Bernanke Surprises Investors with No Tapering

Federal Reserve Chairman Ben Bernanke

Federal Reserve Chairman Ben Bernanke

The Federal Open Market Committee issued a release today stating that although it has seen improvement in the labor market and economic activity since the beginning of its bond buying program, it will hold off on tapering its purchases. “The Committee sees the improvement in economic activity and labor market conditions since it began its asset purchase program a year ago as consistent with growing underlying strength in the broader economy. However, the Committee decided to await more evidence that progress will be sustained before adjusting the pace of its purchases,” the committee said in a statement.

Both retail and institutional investors reacted positively to the news; the S&P 500 index shot up 1% in the first hour after the committee’s decision was released.

In the Federal Reserve’s previous news release issued on July 13th, 2013, it stated that the federal funds rate of 0 – 0.25% would “be appropriate at least as long as the unemployment rate remains above 6-1/2 percent.” Of course, this is not a hard a fast rule. The unemployment rate is viewed with growing skepticism as it doesn’t include discouraged workers who have given up looking for a job given a defined period time.

A more stark portrayal of the overall employment rate is the labor participation rate, which was calculated at 63.2% in August 2013 according to data from the U.S. Bureau of Labor Statistics. The rate represents a 35 year low. In light of this, some members of the Federal Reserve board have proposed revising the unemployment target downward, but have met with opposition from other members. Those opposed believe that changing the target could weaken the credibility of the Federal Reserve and in turn cause uncertainty among investors.

Labor Participation Rate vs. Unemployment Rate – United States – Click to Enlarge
bls_laborparticipation_unemployment

Source: U.S. Bureau of Labor Statistics

In a press conference this afternoon, Federal Reserve Chairman Ben Bernanke reiterated to reporters the dual mandates of the Federal Reserve: fostering maximum employment and maintaining price stability. He acknowledged the disparity in the unemployment rate and the labor participation rate saying, “The unemployment rate is not a fully representative indicator” of the overall labor outlook, but continued “most of the drop in unemployment is due to employment gains and not due to a lower participation rate.”

Bernanke was also pressed regarding the hints he gave in June that the Fed might begin tapering their bond purchases near the end of the 2013. Bernanke stressed that “communication” was a tool that would lend greater credibility to the Federal Reserve and that the Fed’s decision to put off tapering was “consistent” with those communications.
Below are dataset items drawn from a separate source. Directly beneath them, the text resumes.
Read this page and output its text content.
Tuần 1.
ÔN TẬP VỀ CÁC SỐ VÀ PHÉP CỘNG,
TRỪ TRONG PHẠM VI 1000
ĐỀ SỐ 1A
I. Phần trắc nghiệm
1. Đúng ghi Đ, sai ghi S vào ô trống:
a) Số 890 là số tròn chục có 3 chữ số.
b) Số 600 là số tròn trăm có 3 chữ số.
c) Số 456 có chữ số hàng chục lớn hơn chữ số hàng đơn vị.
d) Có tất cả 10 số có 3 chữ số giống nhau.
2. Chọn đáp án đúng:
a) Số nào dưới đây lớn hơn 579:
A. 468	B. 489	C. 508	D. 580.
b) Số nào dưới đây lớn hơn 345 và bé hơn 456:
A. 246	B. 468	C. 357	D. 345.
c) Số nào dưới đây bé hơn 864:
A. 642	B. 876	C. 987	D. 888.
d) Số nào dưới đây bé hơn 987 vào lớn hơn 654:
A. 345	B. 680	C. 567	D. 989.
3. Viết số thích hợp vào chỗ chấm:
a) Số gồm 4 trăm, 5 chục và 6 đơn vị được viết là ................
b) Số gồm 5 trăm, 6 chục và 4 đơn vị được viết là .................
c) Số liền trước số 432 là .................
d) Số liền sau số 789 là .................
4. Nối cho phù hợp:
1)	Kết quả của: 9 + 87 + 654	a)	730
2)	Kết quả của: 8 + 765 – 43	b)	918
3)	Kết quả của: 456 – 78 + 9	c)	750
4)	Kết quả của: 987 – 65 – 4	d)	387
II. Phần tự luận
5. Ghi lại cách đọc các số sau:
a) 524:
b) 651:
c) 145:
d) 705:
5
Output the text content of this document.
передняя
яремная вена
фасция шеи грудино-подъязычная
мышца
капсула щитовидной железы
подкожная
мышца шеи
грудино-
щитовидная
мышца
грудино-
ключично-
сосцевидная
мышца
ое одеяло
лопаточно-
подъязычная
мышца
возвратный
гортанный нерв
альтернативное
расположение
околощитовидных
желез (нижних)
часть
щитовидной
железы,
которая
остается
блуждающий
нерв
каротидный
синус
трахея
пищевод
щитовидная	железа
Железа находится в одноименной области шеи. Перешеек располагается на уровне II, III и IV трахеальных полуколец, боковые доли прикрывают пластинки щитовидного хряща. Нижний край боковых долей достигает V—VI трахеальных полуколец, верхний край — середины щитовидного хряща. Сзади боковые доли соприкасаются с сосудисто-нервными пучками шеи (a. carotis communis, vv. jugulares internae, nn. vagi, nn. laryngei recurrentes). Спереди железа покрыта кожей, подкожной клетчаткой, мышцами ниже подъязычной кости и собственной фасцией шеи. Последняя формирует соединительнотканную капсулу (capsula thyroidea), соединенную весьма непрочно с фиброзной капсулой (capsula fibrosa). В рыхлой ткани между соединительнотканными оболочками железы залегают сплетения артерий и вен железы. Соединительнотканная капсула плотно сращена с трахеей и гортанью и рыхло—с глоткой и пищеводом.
He conceded that the Fed may have been “overly optimistic about growth” and that a near zero federal funds rate will be likely to continue until 2016. However, he clarified that there would be “no calendar for policy” and that decisions about raising the rate and tapering purchases would occur “at the right time.”

CNBC reporter, Steve Liesman, asked Bernanke about his future plans and the supposed rift with President Obama. He declined to comment on his possible exit in January nor the possible nomination of Federal Reserve Chairman front runner Janet Yellen.